During the closing of STE’s Q1 2017 Earnings Call, Chief Executive Officer Vincent Chong reiterated STE’s investment in the “fibre optic back-haul infrastructure to support Smart City, Smart Nation, ICT solution”. [4]  (Chong was referring to STE’s recent 51% acquisition of SP Telecommunications, a network infrastructure provider in Singapore.) [5]

The CEO also emphasized STE’s investment in autonomous vehicles.  Earlier in the call, Chong elaborated that STE had chosen to focus on the development of autonomous buses – not autonomous cars – to address the “unique challenges which Singapore faces in land and labour constraints”.  [4]  In April 2017, STE had announced their plans to roll out such autonomous buses for trial on Singapore roads by 2020.  The company also revealed their intention to roll out Mobility-on-Demand-Vehicles (MODV) for trial in Sentosa by 2019.  [6]


Conclusion

STE has come a long way from being a Singapore Armed Forces contractor to developing a multi-prong approach of growing their business.  The bulk of STE’s revenue now comes from the commercial sector, contrary to the impression some folks may have.  The company intends to venture into new niche areas such as autonomous vehicles and cyber security, while continuing to invest in their core expertise.


The Eleutherian Odyssey



Quick Facts



Notes

1. ST Engineering Ltd, “Our Story and Key Milestones”

2. ST Engineering Ltd, “Letter to Shareholders”, FY2016 Annual Report, Page 7.

3. Channel NewsAsia, “Budget 2017: Singapore cuts ministries’ spending to stay ‘prudent, effective’”, 20 Feb 2017.

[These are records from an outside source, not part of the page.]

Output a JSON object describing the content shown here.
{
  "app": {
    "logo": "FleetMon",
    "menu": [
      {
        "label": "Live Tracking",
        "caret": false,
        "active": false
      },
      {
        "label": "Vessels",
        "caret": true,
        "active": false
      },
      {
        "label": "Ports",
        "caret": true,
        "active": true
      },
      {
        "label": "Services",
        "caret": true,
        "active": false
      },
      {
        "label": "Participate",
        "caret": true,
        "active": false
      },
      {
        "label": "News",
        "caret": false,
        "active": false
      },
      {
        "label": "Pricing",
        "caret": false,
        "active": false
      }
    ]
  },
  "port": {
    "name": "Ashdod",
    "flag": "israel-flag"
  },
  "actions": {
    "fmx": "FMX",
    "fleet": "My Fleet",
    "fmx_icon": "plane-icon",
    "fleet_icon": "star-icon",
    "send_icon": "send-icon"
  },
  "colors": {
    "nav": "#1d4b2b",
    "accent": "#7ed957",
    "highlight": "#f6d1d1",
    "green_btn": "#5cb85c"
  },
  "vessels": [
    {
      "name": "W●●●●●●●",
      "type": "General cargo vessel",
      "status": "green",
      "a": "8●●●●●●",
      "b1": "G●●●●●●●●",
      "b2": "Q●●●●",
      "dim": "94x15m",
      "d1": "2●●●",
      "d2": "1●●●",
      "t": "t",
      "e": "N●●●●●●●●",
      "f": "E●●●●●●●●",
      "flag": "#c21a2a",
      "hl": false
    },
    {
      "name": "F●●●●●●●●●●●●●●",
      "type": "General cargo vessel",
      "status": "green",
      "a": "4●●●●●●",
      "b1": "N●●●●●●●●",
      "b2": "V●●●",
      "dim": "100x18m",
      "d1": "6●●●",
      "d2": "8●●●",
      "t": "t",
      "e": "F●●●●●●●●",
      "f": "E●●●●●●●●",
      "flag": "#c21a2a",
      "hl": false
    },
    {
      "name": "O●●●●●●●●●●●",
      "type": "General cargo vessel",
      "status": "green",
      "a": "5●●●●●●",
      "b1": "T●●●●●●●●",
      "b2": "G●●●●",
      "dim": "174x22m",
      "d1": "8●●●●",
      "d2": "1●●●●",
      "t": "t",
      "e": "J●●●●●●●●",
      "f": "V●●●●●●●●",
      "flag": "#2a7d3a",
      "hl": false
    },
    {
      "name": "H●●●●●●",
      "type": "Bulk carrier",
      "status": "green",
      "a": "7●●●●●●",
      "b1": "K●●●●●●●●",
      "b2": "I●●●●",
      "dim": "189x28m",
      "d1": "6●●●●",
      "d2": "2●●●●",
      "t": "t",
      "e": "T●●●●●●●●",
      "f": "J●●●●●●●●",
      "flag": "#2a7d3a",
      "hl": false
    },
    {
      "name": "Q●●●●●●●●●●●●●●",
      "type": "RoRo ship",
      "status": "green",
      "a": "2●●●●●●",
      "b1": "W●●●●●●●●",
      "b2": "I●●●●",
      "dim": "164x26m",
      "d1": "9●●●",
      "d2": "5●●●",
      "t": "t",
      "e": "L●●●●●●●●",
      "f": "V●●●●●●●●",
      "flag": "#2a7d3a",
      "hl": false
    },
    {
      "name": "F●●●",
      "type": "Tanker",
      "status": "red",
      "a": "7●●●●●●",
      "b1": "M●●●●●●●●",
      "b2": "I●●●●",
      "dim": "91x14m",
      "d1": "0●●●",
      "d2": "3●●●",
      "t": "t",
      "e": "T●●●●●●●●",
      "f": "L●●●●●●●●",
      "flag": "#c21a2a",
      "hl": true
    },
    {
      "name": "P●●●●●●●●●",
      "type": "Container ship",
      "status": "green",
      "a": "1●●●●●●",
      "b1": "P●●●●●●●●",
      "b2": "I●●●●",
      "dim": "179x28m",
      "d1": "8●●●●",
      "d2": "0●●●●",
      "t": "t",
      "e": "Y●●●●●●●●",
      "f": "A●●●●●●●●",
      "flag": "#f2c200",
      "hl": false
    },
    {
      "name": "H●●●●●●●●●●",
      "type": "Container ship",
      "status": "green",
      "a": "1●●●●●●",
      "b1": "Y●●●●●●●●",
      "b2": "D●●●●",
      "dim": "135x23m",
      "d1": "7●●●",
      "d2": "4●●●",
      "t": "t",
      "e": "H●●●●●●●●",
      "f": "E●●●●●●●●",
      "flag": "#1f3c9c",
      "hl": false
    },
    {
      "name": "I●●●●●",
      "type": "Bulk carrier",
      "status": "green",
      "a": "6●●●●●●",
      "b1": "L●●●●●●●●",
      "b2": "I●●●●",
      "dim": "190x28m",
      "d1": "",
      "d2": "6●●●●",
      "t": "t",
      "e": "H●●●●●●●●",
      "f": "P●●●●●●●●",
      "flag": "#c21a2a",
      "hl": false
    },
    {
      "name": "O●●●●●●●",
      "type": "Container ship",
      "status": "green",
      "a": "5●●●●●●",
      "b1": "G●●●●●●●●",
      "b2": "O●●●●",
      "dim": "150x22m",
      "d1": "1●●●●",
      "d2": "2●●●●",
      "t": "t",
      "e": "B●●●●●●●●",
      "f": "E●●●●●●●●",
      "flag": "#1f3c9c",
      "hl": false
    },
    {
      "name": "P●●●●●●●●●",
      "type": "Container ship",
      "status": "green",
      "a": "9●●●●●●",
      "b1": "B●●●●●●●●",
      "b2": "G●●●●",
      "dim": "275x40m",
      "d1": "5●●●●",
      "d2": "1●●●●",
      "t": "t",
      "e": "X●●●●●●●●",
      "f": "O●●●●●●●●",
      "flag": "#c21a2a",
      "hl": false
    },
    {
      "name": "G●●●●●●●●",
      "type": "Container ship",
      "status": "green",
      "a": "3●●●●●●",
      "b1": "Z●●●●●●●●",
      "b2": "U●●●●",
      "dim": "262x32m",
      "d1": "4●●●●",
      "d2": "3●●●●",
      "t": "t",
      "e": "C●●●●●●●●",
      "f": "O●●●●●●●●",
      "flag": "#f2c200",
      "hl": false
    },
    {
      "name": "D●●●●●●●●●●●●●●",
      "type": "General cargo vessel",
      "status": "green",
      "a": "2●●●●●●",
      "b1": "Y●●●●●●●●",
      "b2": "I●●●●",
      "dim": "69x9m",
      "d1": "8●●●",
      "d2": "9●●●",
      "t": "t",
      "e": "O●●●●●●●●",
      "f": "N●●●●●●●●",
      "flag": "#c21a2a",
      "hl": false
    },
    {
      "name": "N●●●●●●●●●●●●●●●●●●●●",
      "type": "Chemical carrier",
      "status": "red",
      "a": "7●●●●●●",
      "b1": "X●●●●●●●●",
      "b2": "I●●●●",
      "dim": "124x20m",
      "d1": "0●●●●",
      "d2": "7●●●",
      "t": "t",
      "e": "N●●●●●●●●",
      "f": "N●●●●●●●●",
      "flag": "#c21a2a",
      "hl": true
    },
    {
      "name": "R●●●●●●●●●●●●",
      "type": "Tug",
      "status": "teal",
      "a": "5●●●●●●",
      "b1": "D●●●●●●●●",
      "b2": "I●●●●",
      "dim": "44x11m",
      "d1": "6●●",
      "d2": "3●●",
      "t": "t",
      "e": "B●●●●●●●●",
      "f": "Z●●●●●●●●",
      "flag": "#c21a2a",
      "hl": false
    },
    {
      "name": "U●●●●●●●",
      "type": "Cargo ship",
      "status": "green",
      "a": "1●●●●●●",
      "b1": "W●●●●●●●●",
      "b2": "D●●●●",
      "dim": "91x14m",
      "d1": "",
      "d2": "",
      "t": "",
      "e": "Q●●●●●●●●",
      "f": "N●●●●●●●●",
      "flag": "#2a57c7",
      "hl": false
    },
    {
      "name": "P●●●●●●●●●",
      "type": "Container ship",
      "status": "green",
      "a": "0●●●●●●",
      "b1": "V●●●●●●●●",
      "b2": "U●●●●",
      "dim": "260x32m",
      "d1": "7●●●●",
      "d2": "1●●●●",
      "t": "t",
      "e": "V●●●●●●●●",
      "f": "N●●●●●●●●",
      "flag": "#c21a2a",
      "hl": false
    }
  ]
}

4. Seeking Alpha, “ST Engineering's (SGGKF) CEO Vincent Chong on Q1 2017 Results - Earnings Call Transcript”, 12 May 2017.

5. ST Engineering Ltd, “ST Engineering’s Electronics Arm Acquires 51% equity stake in SP Telecommunications Pte Ltd”, 18 Jan 2017, Singapore Exchange filing.

6. Singapore Business Review, “ST Engineering to deploy autonomous buses, driverless shuttles”, 10 Apr 2017.